In the rarefied arena of ideas, the American Jewish community has done quite well over the years in making the case for Israel, civil rights, and the environment, among other issues.
These ideas may now be tested in the blood sport of politics.
Last week, a U.S. Supreme Court ruling upended a ban of more than a century on direct corporate involvement in elections. Politics watchers are still trying to understand the implications of the 5-4 ruling by the court’s conservative majority in Citizens United v. Federal Election Commission.
The decision could have a profound effect on how Jewish groups operate in the public sphere.
Most pro-Israel and Jewish civil liberties groups still operate under the tax code as 501(c)3 organizations – religious, educational, and charitable groups. This classification allows donors to write off contributions as a tax deduction but bans direct participation in the political process.
Groups with this classification are limited to pronouncements on issues and ideas: They may, for instance, speak generally about care for the environment or about energy conservations, but they cannot endorse or oppose specific candidates.
Last week’s Supreme Court ruling opens the way for corporations to directly attack candidates.
“It does shift the balance of power in the free marketplace of ideas, said Rabbi David Saperstein, the director of the Reform movement’s activist arm, the Religious Action Center – itself a 501(c)3. “It shifts it dramatically towards corporations, which can now get involved in debate around elections.”
The question for 501(c)3 groups is whether it becomes worthwhile to forego the tax exemption to enter the political fray more forcefully. They could do so as 501(c)4 organizations – the classification for lobbying groups.

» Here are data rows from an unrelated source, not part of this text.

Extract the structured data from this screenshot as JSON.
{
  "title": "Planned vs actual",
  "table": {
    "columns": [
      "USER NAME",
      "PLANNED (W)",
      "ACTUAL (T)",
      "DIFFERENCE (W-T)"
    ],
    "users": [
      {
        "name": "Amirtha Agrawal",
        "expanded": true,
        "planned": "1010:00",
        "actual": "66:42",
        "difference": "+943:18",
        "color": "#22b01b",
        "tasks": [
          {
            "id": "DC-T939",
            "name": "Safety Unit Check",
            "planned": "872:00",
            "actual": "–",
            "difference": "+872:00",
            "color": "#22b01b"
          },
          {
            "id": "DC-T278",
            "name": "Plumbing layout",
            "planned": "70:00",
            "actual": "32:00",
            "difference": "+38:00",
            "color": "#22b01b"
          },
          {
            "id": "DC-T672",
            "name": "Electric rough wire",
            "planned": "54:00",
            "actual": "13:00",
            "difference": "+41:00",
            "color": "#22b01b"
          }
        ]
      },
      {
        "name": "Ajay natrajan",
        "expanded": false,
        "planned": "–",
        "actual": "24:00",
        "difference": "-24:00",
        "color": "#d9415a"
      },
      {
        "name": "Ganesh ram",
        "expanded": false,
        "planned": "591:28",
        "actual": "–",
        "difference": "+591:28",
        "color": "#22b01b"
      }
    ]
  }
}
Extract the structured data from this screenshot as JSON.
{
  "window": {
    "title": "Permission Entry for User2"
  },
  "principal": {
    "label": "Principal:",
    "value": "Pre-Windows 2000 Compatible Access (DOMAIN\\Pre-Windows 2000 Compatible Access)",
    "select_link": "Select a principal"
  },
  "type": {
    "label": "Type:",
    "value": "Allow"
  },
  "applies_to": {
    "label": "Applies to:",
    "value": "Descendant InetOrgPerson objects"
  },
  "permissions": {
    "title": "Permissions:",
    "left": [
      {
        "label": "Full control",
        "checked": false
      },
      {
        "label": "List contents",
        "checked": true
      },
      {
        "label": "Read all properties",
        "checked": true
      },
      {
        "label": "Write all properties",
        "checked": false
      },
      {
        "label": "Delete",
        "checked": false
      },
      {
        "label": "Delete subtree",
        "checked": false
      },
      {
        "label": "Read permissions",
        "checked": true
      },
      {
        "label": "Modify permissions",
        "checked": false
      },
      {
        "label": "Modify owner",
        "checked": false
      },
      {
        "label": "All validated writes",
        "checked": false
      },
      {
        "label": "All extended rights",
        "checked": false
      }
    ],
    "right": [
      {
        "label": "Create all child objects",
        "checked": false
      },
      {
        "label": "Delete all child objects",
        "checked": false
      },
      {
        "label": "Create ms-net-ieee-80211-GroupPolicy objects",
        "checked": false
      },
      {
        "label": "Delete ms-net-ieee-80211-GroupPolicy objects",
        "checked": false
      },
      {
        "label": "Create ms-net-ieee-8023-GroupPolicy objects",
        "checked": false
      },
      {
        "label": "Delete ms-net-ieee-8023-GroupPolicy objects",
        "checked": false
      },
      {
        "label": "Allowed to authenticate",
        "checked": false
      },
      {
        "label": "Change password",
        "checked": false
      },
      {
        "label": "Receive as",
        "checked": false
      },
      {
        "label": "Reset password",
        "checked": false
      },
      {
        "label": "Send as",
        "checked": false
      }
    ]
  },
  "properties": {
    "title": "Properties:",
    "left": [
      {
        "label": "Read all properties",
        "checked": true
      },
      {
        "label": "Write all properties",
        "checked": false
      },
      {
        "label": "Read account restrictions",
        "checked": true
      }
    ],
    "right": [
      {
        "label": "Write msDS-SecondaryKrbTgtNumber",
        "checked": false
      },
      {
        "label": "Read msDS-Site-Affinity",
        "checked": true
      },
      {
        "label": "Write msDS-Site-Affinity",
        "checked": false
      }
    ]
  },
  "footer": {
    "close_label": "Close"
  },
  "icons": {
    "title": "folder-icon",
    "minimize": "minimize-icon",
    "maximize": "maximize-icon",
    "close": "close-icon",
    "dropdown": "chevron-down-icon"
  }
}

|Reform leader Rabbi David Saperstein, shown being arrested outside the Sudanese Embassy in April 2009, is concerned that the issues-based advocacy he practices will be diminished by the Supreme Court decision allowing direct corporate involvement in political campaigns. Save Darfur Coalition|
“People will say, why should I give to a Jewish agency that has abstract policy positions when I can give to a 501(c)4 and have a direct role?” said Marc Stern, the legal counsel and acting director of the American Jewish Congress.
JTA contacted an array of groups to discuss the decision, but most declined to comment, saying they were waiting to see how the decision would bear out.
Some major pro-Israel groups, including the American Israel Public Affairs Committee, already have 501(c)4 status. Under the new ruling, they now have the freedom to weigh in on political battles; the question is whether it’s in their best interests to do so.
One reason they might want to hold back from explicitly backing particular candidates, Stern said, is because “they know their prediction might be wrong, and then there’s a disadvantage if the other guy wins.”
That would place groups such as AIPAC, which values its bipartisan reach, at a disadvantage against 501(c)4 groups that are partisan and do not care about alienating one side or the other.
Another collection of pro-Israel groups facing key questions is political action committees, or PACs, which may have been rendered superfluous by the ruling.
Corporations are still prohibited from directly funding campaigns, while PACs may directly contribute. However, under the new rules, corporations may spend as much as they want running attack ads against candidates they don’t like, while donors may contribute only up to $5,000 to PACs.
Also, PACs can contribute only $5,000 to a candidate, although there are loopholes that allow PACs to funnel bundles of the maximum individual donation of $2,500 to a candidate.
In the 1970s, support for candidates by individual pro-Israel donors helped protect Israel from Ford administration threats of estrangement backed by the oil industry. In the 1990s, these donors and pro-Israel groups helped the push for Iran sanctions against the interests of big oil.
Were those battles to be replicated under the new rules, oil companies could marshal astronomical funds well out of the reach of pro-Israel donors to depict candidates as harming U.S. interests overseas.
Some observers believe the anxieties are overstated.
“It’s very clear that the majority of voters are very supportive of Israel,” said Jennifer Laszlo Mizrahi, a founder of The Israel Project, a pro-Israel group that also tracks public opinion on Israel. “While there were times in history when that might have been a problem, this is not one of those times.”
Some Conservatives have shrugged off concerns about the new ruling. Just because corporations are now able to weigh in directly on elections does not mean they will do so, Marc Ambinder wrote on his Atlantic Monthly blog.
“Corporate boards are risk averse,” Ambinder wrote. “Smart CEOs don’t want to risk internal conflict on boards when deciding which political candidates to back directly.”
“It dramatizes the need for the Jewish community to get involved in [Supreme Court] nomination fights,” Saperstein said, “to make sure that people who don’t abandon 100 years of precedent that served the common good, as happened in this case, are appointed to the court.”